Pluristem Therapeutics (Israel; www.pluristem.com) announced that the U.S. FDA has granted the Company’s PLX-PAD cells Orphan Drug Designation in the treatment of severe preeclampsia. Preeclampsia is among the most common medical complications of pregnancy and a leading cause of premature births, stillbirths and neonatal and maternal deaths. It is estimated by different sources that preeclampsia costs the global health care system about $3 billion annually. PLX-PAD cells improved several parameters of preeclampsia in animal models.

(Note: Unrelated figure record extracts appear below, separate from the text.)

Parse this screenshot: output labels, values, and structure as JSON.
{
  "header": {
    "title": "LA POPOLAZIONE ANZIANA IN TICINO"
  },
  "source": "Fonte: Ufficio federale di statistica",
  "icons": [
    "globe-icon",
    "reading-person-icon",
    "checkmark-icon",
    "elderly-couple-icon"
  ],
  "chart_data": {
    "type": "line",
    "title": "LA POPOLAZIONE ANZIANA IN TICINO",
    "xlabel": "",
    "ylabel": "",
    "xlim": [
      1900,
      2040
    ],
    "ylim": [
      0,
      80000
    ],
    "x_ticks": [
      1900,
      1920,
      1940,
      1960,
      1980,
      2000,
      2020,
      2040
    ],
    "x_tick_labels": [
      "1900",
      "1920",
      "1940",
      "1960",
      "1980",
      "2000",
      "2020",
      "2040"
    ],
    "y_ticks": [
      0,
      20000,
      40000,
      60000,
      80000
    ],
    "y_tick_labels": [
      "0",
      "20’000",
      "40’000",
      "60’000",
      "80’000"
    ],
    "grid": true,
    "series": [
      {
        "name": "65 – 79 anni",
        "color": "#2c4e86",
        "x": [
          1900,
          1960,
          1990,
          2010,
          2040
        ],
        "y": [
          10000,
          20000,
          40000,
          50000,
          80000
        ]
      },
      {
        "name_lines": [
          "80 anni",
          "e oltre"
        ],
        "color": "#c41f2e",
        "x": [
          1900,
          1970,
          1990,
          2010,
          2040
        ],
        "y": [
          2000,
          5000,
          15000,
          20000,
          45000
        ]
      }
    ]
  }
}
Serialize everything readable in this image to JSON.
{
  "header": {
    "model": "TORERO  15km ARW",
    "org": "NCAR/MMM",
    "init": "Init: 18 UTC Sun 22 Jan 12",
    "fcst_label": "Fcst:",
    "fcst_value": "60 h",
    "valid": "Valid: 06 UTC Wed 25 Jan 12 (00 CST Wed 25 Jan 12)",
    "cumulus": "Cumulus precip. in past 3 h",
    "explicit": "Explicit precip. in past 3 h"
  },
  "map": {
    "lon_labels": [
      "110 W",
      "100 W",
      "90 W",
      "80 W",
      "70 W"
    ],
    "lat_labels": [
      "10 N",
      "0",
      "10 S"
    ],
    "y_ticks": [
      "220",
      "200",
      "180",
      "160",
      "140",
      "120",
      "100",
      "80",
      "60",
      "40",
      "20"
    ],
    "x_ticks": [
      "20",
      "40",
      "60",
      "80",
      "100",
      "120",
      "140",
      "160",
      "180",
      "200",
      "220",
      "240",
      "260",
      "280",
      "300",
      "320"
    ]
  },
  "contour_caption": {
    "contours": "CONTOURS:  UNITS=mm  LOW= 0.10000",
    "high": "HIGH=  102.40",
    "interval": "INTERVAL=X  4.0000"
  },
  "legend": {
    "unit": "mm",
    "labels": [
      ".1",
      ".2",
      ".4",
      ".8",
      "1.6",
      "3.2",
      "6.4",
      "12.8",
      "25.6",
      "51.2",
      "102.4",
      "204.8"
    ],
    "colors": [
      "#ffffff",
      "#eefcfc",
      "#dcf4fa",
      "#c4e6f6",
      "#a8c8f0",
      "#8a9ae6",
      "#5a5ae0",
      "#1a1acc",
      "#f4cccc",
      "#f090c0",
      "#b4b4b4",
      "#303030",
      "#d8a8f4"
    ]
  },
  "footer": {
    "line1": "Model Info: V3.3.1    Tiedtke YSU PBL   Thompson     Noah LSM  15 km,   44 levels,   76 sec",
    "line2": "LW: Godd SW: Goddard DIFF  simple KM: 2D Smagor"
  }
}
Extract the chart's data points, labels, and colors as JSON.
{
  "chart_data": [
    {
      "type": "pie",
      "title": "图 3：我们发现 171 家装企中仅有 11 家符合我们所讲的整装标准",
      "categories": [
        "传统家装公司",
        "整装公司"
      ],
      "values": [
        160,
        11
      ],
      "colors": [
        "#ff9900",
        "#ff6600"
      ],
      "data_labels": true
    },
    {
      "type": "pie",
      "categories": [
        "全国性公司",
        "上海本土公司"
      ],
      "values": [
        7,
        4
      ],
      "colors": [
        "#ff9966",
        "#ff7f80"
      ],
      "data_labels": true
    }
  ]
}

Pluristem also has reached an agreement with Japan’s Pharmaceuticals and Medical Devices Agency (PMDA; http://www.pmda.go.jp/english/) on the design of the final trial needed to apply for conditional approval of PLX-PAD cells in the treatment of critical limb ischemia (CLI). The approval of the protocol for the 75-patient trial was part of a larger agreement on the development of PLX-PAD via Japan’s new accelerated regulatory pathway for regenerative medicine. Pluristem expects to submit the formal Clinical Trial Notification (CTN) to the PDMA, based on the agreement reached with the regulatory body, in early 2016. The PMDA is expected to respond officially within 30 days. Earlier in 2015, the PMDA cleared PLX-PAD cells for use in clinical studies in Japan, a prerequisite to conducting this clinical trial.

Pending

BioLineRx

BioLineRx (Israel; www.biolinerx.com) filed the regulatory submissions required to commence a Phase 2 trial for BL-8040, as a novel approach for mobilization and collection of bone marrow stem cells from the peripheral blood circulation. The trial is expected to commence shortly after receipt of regulatory approval. The Phase 2 open-label study will be conducted as an investigator-initiated study in collaboration with Washington University School of Medicine (MO, USA: https://medicine.wustl.edu) and will enroll up to 24 donor/recipient pairs. The trial will evaluate the ability of BL-8040 to promote stem cell mobilization as a single agent in the allogeneic transplantation setting.

Red light

Pluristem

Pluristem (Israel; www.pluristem.com) has received a notice from United Therapeutics (MA, USA; www.unither.com) ending its licensing agreement for the development of PLX-PAD for the treatment of pulmonary arterial hypertension. According to the licensing agreement Pluristem will regain full rights to PLX-PAD in this indication, as well as all clinical data and regulatory submissions, allowing Pluristem to move forward with the clinical development of the program and seek other licensing partners.